The same result in an imperative style would be:
a = 1
b = argvec[0]
while(b < 2):
a * b--
output = a
In this example, we expressed no timeless static logical relationship between the input and the output, we changed memory addresses manually until one of them held the desired result. It should be evident that all languages allow declarative semantics to some extend, but not all allow imperative, some 'purely' declarative languages permit side effects and mutation altogether.
Declarative languages are often said to specify 'what must be done', as opposed to 'how to do it', I think that is a misnomer, declarative programs still specify how one must get from input to output, but in another way, the relationship you specify must be effectively computable (important term, look it up if you don't know it). Another approach is nondeterministic programming, that really just specifies what conditions a result much meet, before your implementation just goes to exhaust all paths on trial and error until it succeeds.
Purely declarative languages include Haskell and Pure Prolog.

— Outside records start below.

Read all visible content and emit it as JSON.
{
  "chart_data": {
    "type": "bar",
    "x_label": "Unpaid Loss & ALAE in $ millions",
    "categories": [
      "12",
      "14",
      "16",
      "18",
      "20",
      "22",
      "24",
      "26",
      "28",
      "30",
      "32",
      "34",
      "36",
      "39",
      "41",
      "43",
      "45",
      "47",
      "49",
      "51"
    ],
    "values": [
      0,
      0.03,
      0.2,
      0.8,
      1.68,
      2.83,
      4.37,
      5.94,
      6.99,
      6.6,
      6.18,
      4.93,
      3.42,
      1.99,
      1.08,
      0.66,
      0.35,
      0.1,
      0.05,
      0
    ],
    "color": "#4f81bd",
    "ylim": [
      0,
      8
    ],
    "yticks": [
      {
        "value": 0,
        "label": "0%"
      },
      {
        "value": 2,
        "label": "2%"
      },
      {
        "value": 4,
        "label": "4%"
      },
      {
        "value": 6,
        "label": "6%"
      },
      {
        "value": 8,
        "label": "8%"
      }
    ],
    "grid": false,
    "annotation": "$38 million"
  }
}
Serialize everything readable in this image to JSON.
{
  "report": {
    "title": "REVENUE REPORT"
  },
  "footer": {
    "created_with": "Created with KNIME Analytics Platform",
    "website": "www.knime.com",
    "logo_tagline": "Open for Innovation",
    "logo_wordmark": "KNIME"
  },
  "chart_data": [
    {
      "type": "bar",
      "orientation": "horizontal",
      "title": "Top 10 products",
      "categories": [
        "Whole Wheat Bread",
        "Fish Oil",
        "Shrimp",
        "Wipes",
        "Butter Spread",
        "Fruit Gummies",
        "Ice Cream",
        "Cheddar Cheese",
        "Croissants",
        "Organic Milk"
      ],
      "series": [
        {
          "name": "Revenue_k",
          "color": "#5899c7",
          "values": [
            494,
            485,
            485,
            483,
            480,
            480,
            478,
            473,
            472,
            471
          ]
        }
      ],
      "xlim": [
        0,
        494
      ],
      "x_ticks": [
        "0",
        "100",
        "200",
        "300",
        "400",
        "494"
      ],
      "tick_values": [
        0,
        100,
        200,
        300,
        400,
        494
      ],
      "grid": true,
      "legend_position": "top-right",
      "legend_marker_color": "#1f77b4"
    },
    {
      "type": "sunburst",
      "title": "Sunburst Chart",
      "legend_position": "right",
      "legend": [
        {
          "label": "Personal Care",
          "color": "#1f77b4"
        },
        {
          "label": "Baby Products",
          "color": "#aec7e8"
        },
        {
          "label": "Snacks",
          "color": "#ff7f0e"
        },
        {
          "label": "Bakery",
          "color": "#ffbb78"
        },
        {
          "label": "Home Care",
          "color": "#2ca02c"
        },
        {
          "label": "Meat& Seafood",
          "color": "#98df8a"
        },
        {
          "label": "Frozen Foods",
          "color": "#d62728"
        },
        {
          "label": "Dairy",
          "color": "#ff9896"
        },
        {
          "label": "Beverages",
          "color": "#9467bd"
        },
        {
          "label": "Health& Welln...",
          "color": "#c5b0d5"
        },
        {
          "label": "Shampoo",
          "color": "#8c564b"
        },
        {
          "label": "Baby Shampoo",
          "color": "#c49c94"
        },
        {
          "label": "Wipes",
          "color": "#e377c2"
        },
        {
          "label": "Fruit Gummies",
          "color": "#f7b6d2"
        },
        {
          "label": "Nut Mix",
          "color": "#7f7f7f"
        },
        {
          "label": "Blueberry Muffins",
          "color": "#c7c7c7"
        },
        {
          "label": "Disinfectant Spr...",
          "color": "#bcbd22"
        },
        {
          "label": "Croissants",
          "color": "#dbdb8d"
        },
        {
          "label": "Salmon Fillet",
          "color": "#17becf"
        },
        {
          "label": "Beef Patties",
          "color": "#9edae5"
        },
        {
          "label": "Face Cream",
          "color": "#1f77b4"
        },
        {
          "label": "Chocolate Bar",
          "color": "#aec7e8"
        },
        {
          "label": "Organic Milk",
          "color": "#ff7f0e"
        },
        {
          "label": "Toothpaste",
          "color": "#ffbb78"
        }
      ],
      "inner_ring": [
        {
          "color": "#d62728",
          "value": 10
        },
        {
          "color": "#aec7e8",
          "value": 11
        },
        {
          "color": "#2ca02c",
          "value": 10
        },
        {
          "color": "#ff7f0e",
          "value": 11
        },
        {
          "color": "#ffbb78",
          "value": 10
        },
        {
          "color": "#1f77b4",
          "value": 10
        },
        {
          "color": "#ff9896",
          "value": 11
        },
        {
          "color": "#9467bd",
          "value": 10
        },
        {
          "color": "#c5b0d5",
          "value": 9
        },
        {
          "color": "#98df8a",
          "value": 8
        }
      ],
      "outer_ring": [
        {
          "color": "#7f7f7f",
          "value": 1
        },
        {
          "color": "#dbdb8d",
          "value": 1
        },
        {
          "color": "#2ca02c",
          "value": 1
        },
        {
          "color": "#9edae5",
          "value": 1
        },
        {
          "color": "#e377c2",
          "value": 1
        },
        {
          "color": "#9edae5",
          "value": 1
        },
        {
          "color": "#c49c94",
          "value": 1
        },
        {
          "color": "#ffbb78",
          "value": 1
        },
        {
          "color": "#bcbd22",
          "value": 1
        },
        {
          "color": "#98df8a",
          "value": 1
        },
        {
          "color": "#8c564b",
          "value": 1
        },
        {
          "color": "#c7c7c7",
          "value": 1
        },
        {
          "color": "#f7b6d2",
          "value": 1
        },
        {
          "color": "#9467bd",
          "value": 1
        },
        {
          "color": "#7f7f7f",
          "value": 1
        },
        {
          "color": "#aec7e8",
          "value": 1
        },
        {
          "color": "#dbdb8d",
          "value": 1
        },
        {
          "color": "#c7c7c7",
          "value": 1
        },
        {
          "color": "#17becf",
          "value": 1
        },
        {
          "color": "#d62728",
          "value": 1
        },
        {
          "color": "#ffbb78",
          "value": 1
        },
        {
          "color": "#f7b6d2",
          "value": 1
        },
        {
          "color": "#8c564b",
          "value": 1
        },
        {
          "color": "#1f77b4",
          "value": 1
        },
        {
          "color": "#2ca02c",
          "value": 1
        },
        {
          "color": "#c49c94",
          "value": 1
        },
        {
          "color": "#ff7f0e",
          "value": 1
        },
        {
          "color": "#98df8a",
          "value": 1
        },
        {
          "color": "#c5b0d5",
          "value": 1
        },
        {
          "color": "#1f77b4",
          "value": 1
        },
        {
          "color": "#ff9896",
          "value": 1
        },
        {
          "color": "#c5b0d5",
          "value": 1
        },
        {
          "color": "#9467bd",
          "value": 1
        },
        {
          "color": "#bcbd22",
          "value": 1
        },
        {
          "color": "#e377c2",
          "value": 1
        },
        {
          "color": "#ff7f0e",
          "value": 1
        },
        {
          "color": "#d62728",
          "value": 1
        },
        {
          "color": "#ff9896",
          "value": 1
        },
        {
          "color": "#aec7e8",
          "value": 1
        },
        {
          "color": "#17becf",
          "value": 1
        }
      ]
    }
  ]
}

A sliding scale from one and to the other would be: Pure Prolog, Haskell, OCaml, Scheme/Lisp, Python, Javascript, C--, Perl, PHP, C++, Pascall, C, Fortran, Assembly
Some good answers here regarding the noted "types".
I submit some additional, more "exotic" concepts often associated with the functional programming crowd:
Domain Specific Language or DSL Programming: creating a new language to deal with the problem at hand.
Meta-Programming: when your program writes other programs.
Evolutionary Programming: where you build a system that continually improves itself or generates successively better generations of sub-programs.
In a nutshell, the more a programming style emphasizes What (to do) abstracting away the details of How (to do it) the more that style is considered to be declarative. The opposite is true for imperative. Functional programming is associated with the declarative style.